Howard Sullens
Yesterday and today, my family and I had the privilege to meet so many members of the Culpeper community who know Lynn and had a special place in their heat for her. Learning this provided us with the comfort to know that Lynn was not only blessed by her own family, but by a large extended family of so many wonderful people.
When we first moved to Amissville over 16 years ago, we had envisioned raising our children in such an environment. We wanted to raise our children in a community of friendly people with warm smiles and open hearts. A community of family, of faith, of hope and of opportunity. A community of wonderful people.
And throughout the years it has been the efforts of Lynn to provide our children with opportunities to learn music, to participate in school activities, to play sports, mostly soccer, and summer activities with their friends who lived both close and far from us. She had taken on the challenges of managing the family; she was our activity planner, our financial wizard, our dreamer, and most of all, our leader.
And even with all of these challenges, we would talk and plan and agree on just about everything that involved our children’s future. It was as if our thought processes were always the same. When it came to the welfare of our family, Lynn and I were always on the same page, we were one.
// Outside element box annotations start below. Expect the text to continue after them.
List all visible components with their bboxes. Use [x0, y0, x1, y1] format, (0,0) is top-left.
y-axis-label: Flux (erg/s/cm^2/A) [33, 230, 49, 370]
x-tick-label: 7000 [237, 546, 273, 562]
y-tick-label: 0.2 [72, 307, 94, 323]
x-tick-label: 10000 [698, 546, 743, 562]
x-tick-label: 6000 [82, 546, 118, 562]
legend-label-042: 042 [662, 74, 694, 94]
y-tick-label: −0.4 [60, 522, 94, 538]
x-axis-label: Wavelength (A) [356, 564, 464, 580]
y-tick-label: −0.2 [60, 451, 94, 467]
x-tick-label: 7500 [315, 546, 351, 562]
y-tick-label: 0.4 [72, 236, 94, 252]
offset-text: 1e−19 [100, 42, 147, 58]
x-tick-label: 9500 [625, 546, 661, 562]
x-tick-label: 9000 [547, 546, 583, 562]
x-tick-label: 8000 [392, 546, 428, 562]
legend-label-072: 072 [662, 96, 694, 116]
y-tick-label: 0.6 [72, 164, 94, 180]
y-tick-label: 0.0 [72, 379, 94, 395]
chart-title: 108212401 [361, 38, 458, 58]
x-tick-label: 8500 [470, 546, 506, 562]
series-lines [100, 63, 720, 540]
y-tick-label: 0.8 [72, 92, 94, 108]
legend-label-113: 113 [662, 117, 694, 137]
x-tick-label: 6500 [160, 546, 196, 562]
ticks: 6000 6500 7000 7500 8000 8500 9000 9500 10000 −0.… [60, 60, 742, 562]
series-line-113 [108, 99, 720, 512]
And like all parents, we wanted to provide our children with all of the opportunities that we could to grow and learn, to succeed and be happy, to have a better life, and a brighter future.
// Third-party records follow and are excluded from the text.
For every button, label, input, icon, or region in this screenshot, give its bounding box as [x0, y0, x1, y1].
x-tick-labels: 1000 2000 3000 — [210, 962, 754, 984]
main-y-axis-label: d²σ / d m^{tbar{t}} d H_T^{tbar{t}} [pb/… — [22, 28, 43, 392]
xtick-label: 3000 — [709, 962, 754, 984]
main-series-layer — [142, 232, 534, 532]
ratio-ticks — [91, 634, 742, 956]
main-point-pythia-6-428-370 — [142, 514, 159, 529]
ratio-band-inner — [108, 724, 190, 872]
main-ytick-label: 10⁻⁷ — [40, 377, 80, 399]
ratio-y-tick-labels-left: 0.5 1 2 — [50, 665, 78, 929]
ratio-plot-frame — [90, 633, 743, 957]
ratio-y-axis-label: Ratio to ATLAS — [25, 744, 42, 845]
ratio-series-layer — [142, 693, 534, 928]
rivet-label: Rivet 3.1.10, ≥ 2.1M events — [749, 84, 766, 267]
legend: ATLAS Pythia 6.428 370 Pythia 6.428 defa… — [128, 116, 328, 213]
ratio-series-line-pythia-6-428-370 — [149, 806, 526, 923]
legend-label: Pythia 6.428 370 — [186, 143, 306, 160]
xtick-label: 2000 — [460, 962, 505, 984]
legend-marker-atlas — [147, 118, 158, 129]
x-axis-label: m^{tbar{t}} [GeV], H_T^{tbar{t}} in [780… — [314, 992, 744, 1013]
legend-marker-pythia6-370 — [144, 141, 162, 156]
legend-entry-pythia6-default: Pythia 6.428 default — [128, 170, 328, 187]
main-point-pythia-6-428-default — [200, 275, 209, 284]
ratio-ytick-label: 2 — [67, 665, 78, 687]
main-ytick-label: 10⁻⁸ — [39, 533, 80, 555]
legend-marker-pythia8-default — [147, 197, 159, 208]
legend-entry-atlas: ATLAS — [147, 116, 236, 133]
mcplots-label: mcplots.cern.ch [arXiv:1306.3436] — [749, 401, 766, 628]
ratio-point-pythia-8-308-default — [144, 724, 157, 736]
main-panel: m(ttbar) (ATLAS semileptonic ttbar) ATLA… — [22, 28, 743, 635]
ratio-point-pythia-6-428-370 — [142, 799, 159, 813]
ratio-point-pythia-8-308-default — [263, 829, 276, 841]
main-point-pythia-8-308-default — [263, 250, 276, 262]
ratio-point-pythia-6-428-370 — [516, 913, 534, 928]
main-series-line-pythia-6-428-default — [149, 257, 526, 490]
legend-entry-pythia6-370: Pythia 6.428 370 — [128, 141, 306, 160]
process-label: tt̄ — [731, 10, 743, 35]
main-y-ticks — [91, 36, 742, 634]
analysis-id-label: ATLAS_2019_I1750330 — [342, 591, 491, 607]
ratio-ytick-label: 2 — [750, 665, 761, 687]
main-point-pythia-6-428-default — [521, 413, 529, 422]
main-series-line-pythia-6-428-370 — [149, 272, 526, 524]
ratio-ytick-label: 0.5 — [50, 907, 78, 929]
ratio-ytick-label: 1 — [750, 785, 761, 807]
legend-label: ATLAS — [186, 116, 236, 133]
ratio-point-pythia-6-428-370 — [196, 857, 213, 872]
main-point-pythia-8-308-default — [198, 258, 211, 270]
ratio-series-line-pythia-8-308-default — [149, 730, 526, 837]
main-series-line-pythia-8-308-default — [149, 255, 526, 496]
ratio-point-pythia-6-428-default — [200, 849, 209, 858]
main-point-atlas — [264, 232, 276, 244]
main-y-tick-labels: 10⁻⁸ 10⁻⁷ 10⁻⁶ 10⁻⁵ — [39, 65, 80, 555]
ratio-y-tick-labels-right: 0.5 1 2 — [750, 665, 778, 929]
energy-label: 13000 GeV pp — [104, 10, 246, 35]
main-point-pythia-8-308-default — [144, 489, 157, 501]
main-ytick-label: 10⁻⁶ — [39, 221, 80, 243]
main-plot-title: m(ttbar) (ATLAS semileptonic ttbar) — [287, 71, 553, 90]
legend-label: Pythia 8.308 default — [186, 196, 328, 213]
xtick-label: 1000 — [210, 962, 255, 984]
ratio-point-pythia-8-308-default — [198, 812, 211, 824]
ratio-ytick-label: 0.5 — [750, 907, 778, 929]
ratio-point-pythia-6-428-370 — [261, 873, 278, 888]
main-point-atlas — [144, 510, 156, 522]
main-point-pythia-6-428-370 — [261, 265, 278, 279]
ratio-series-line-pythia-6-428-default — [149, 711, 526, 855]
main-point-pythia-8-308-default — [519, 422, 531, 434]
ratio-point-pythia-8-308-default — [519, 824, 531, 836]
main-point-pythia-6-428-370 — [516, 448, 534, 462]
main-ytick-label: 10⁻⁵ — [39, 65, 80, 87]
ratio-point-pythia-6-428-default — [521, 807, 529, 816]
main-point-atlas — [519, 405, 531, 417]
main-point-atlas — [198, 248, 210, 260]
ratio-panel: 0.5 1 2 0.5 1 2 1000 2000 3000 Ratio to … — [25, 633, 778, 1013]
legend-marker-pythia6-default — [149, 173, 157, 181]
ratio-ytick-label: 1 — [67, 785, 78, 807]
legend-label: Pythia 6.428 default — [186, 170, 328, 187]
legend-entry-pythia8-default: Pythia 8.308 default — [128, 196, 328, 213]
After we first moved here, we would have cookouts from time to time with several of our the neighbors who also had children close to the ages of our children, and on one occasion while relaxing and watching our children at play, one of my neighbors had said to me, “I want to give my children the opportunity to grow up and bury me”. At first, it did not dawn on me exactly what he meant, seemed a little eerie to me because as adults we were all just in our late 30’s to early 40’s with children in the later part of elementary school, and talking about death at that time was about the last thing that I really wanted to discuss. In fact, having our children bury us did not seem like much of an opportunity to me at that time. But after replaying what he said over and over in my mind, I began to realize what he meant, and how devastating it would be if the circumstances were to be reversed.
And with the passing of my own parents after that time, I began to realize that this also would be their wish, to have their children become adults, to be married and have families, to be happy and productive, and to be there to say goodbye.
So when I told this to Lynn and we discussed it, we felt that this was one of the most important opportunities we could give our children, and was more of an obligation upon us to do everything possible to make it happen. And as the years would pass and our challenges would grow with our children, we would spend much of our time talking, and worrying, and strategizing, and sleepless nights trying our best to meet and overcome these challenges.
And so today, through all the years of joy, and pain, of laughter and tears, of worry and prayer, and the undying love and devotion that only a mother can provide, Lynn has fulfilled her obligation, and has given her children that very opportunity.